Gutter capacity & flow reference

How much roof each gutter size can drain at a given rainfall intensity.

Typical published planning values — NOT a certified design. Actual gutter sizing depends on local rainfall intensity, roof geometry, valleys and debris; follow local code and the manufacturer’s data, and consult a pro for complex roofs. Structural roof-load, ice-dam / heat-cable and foundation/yard drainage are set by code and a professional — not engineered here.

Calculator

in/hr
Local 5-min / 100-yr design storm
Result
5" K-style2,500 ft²
6" K-style3,840 ft²
7" K-style5,520 ft²
5" half-round1,920 ft²
6" half-round2,500 ft²

At 6 in/hr, a 5" K-style gutter drains about 2,500 ft² of roof and a 6" K-style about 3,840 ft². These are typical published planning values that scale inversely with rainfall intensity — confirm your local rainfall and follow local code.

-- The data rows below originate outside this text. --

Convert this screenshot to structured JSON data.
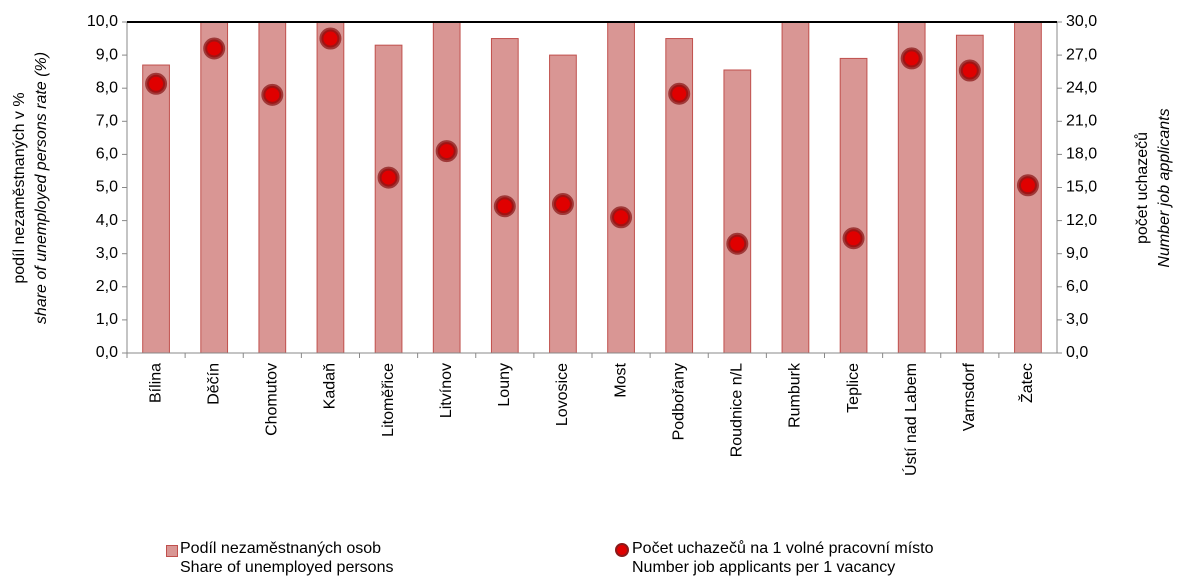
{
  "chart_data": {
    "type": "bar_dot",
    "y_label": "podíl nezaměstnaných v %",
    "y_label_en": "share of unemployed persons  rate (%)",
    "y2_label": "počet uchazečů",
    "y2_label_en": "Number job applicants",
    "categories": [
      "Bílina",
      "Děčín",
      "Chomutov",
      "Kadaň",
      "Litoměřice",
      "Litvínov",
      "Louny",
      "Lovosice",
      "Most",
      "Podbořany",
      "Roudnice n/L",
      "Rumburk",
      "Teplice",
      "Ústí nad Labem",
      "Varnsdorf",
      "Žatec"
    ],
    "series": [
      {
        "name": "Podíl nezaměstnaných osob\nShare of unemployed persons",
        "type": "bar",
        "color": "#d99694",
        "edge": "#c0504d",
        "values": [
          8.7,
          10.0,
          10.0,
          10.0,
          9.3,
          10.0,
          9.5,
          9.0,
          10.0,
          9.5,
          8.55,
          10.0,
          8.9,
          10.0,
          9.6,
          10.0
        ]
      },
      {
        "name": "Počet uchazečů na 1 volné pracovní místo\nNumber job applicants per 1 vacancy",
        "type": "dot",
        "axis": "y2",
        "color": "#e00000",
        "edge": "#8b1a1a",
        "values": [
          24.4,
          27.6,
          23.4,
          28.5,
          15.9,
          18.3,
          13.3,
          13.5,
          12.3,
          23.5,
          9.9,
          null,
          10.4,
          26.7,
          25.6,
          15.2
        ]
      }
    ],
    "ylim": [
      0,
      10
    ],
    "yticks": [
      {
        "value": 0,
        "label": "0,0"
      },
      {
        "value": 1,
        "label": "1,0"
      },
      {
        "value": 2,
        "label": "2,0"
      },
      {
        "value": 3,
        "label": "3,0"
      },
      {
        "value": 4,
        "label": "4,0"
      },
      {
        "value": 5,
        "label": "5,0"
      },
      {
        "value": 6,
        "label": "6,0"
      },
      {
        "value": 7,
        "label": "7,0"
      },
      {
        "value": 8,
        "label": "8,0"
      },
      {
        "value": 9,
        "label": "9,0"
      },
      {
        "value": 10,
        "label": "10,0"
      }
    ],
    "y2lim": [
      0,
      30
    ],
    "y2ticks": [
      {
        "value": 0,
        "label": "0,0"
      },
      {
        "value": 3,
        "label": "3,0"
      },
      {
        "value": 6,
        "label": "6,0"
      },
      {
        "value": 9,
        "label": "9,0"
      },
      {
        "value": 12,
        "label": "12,0"
      },
      {
        "value": 15,
        "label": "15,0"
      },
      {
        "value": 18,
        "label": "18,0"
      },
      {
        "value": 21,
        "label": "21,0"
      },
      {
        "value": 24,
        "label": "24,0"
      },
      {
        "value": 27,
        "label": "27,0"
      },
      {
        "value": 30,
        "label": "30,0"
      }
    ]
  }
}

This is the lookup behind the size calculator: how many square feet of roof each gutter size can drain, at the rainfall intensity you set. Dial the intensity up and every capacity drops — hard rain is what overwhelms a gutter.

Use it to sanity-check a size, compare profiles, or see how much margin you have before an outlet overflows. The numbers come straight from the signature drainage dataset.

Formula

max_area(size) = base_at_6in/hr × 6 ÷ rainfall_in/hr

Each size has a base capacity at 6 in/hr. Capacity scales inversely with intensity: halve the rain and a size drains twice the roof; double the rain and it drains half.

Worked example

At 6 in/hr:

  • 5" K-style ≈ 2,500 ft²
  • 6" K-style ≈ 3,840 ft²
  • 7" K-style ≈ 5,520 ft²
  • 5" half-round ≈ 1,920 ft²
  • 6" half-round ≈ 2,500 ft²

Notice a 5" half-round (1,920) carries less than a 5" K-style (2,500) — that is why half-round often needs to go one size larger. And a 6" K-style handles roughly 50% more roof than a 5".

Reading the numbers

  • They are per outlet-fed run. A run with two downspouts effectively splits the load — the table is the capacity a single well-drained run of that size can carry.
  • Half-round runs shallower. Its semicircular section holds less water than a K-style of the same nominal width, so it drains less roof.
  • Debris cuts real capacity. Leaves and grit narrow the effective channel — leave margin, or plan on guards in tree cover.
  • Labeled planning values. Confirm your local rainfall and follow local code — this is not a certified hydraulic design.

Reference table

Gutter size2 in/hr4 in/hr6 in/hr8 in/hr
5" K-style7,5003,7502,5001,875
6" K-style11,5205,7603,8402,880
7" K-style16,5608,2805,5204,140
5" half-round5,7602,8801,9201,440
6" half-round7,5003,7502,5001,875

Max roof area (ft²) a size can drain, by rainfall intensity. Labeled SMACNA-style planning values that scale inversely with intensity (base at 6 in/hr × 6 ÷ intensity). See the full dataset.

Frequently asked questions

How much roof can a 5-inch gutter drain?
At 6 in/hr, about 2,500 ft² for a 5" K-style. Capacity scales with rainfall — roughly 3,750 ft² at 4 in/hr and 1,875 ft² at 8 in/hr.
How much more does a 6-inch gutter carry?
A 6" K-style handles about 3,840 ft² at 6 in/hr versus 2,500 ft² for a 5" — roughly 50% more roof area, and it clogs less.
Why does harder rain reduce capacity?
The gutter carries a fixed flow; a more intense storm delivers water faster, so the same gutter can only keep up with a smaller roof. Capacity is inversely proportional to rainfall intensity.
Does half-round drain less than K-style?
Yes. A half-round’s semicircular channel holds less water than a K-style of the same nominal size, so it drains less roof — often enough to require going one size up.